The researchers recommended that doctors instead rely exclusively on in vitro fertilization. With that method, two embryos typically are conceived outside the woman's body and then implanted in her uterus.

Then, “the patient and we control that risk because we decide together how many embryos are to be transferred into the woman's uterus,” said Dr. Gleicher.

Gleicher said this costs two to three times more than ovulation induction but is also two to three times more likely to result in a pregnancy and eliminates the risk of triplets and quadruplets.

In fact, statistics show in vitro offers a 40 percent success rate, compared to a 15 percent success rate in ovarian stimulation, which also has a 20 percent chance of multiple births.
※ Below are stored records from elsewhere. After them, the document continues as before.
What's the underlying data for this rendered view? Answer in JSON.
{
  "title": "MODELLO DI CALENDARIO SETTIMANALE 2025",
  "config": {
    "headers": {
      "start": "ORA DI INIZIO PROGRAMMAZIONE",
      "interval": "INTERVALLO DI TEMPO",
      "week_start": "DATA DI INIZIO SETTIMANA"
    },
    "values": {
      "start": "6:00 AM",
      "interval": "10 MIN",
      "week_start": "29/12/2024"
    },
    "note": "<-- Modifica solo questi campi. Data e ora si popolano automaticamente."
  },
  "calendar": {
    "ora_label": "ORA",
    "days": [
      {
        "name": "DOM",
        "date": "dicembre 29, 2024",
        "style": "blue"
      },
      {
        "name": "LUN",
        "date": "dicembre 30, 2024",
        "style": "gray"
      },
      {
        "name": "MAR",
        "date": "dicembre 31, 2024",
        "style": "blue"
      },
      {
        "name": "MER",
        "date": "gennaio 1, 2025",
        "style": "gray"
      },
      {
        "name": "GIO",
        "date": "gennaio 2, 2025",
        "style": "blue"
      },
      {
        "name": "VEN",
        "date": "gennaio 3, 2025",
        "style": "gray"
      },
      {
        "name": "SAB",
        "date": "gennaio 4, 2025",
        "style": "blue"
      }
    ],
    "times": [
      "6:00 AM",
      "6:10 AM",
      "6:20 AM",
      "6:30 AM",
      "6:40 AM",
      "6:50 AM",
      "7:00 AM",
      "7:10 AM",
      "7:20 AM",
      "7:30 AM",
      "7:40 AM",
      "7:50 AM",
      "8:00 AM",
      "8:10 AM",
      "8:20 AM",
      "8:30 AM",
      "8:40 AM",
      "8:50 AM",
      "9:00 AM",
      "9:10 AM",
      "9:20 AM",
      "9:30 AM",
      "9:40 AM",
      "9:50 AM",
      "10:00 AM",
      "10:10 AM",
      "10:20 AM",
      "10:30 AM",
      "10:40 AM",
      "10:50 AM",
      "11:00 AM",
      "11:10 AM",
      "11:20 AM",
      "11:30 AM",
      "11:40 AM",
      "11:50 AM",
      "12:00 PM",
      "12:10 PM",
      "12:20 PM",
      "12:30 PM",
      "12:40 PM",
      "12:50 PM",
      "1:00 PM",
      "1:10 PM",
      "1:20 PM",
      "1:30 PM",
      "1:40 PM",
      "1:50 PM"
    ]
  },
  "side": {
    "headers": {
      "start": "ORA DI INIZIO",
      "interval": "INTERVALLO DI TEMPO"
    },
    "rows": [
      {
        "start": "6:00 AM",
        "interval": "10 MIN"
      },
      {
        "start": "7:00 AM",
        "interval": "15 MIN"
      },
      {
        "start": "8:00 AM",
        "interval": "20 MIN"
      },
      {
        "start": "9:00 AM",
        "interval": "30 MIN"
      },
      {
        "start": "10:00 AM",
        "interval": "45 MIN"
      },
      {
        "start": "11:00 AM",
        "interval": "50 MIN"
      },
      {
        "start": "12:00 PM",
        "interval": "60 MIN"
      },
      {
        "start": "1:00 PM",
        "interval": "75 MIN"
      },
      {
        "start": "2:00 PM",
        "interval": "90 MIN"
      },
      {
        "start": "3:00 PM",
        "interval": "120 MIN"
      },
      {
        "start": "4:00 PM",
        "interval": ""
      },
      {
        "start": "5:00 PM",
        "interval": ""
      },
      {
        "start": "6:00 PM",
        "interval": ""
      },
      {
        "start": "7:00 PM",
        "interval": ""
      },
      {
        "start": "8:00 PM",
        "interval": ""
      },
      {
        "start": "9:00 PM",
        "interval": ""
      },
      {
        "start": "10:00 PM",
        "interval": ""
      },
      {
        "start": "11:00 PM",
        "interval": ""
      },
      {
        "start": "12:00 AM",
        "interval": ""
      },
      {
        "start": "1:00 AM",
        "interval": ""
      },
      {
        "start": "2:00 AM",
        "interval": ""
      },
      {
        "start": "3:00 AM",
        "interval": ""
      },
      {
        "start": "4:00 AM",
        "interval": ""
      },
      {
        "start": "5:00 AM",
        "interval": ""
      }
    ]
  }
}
And other fertility experts agree, saying huge advances made in in vitro technology are making it a better choice, and no longer the treatment of last resort.

In an editorial accompanying the findings, Drs. Siladitya Bhattacharya and Allan Templeton of the University of Aberdeen in Scotland urged avoiding aggressive ovary stimulation and instead recommended in vitro fertilization to implant one or two embryos.

The leading complication from multiple pregnancies is prematurity leading to disabiity. The cost of caring for even one premature baby can reach into the millions of dollars. That thought terrified Pascale Karras.

“Deafness, blindness— to me it was a situation that seemed really unbearable.”

But Karras was lucky. She's having just one baby. Doctors hope to see more stories like hers, if in vitro becomes the standard of care.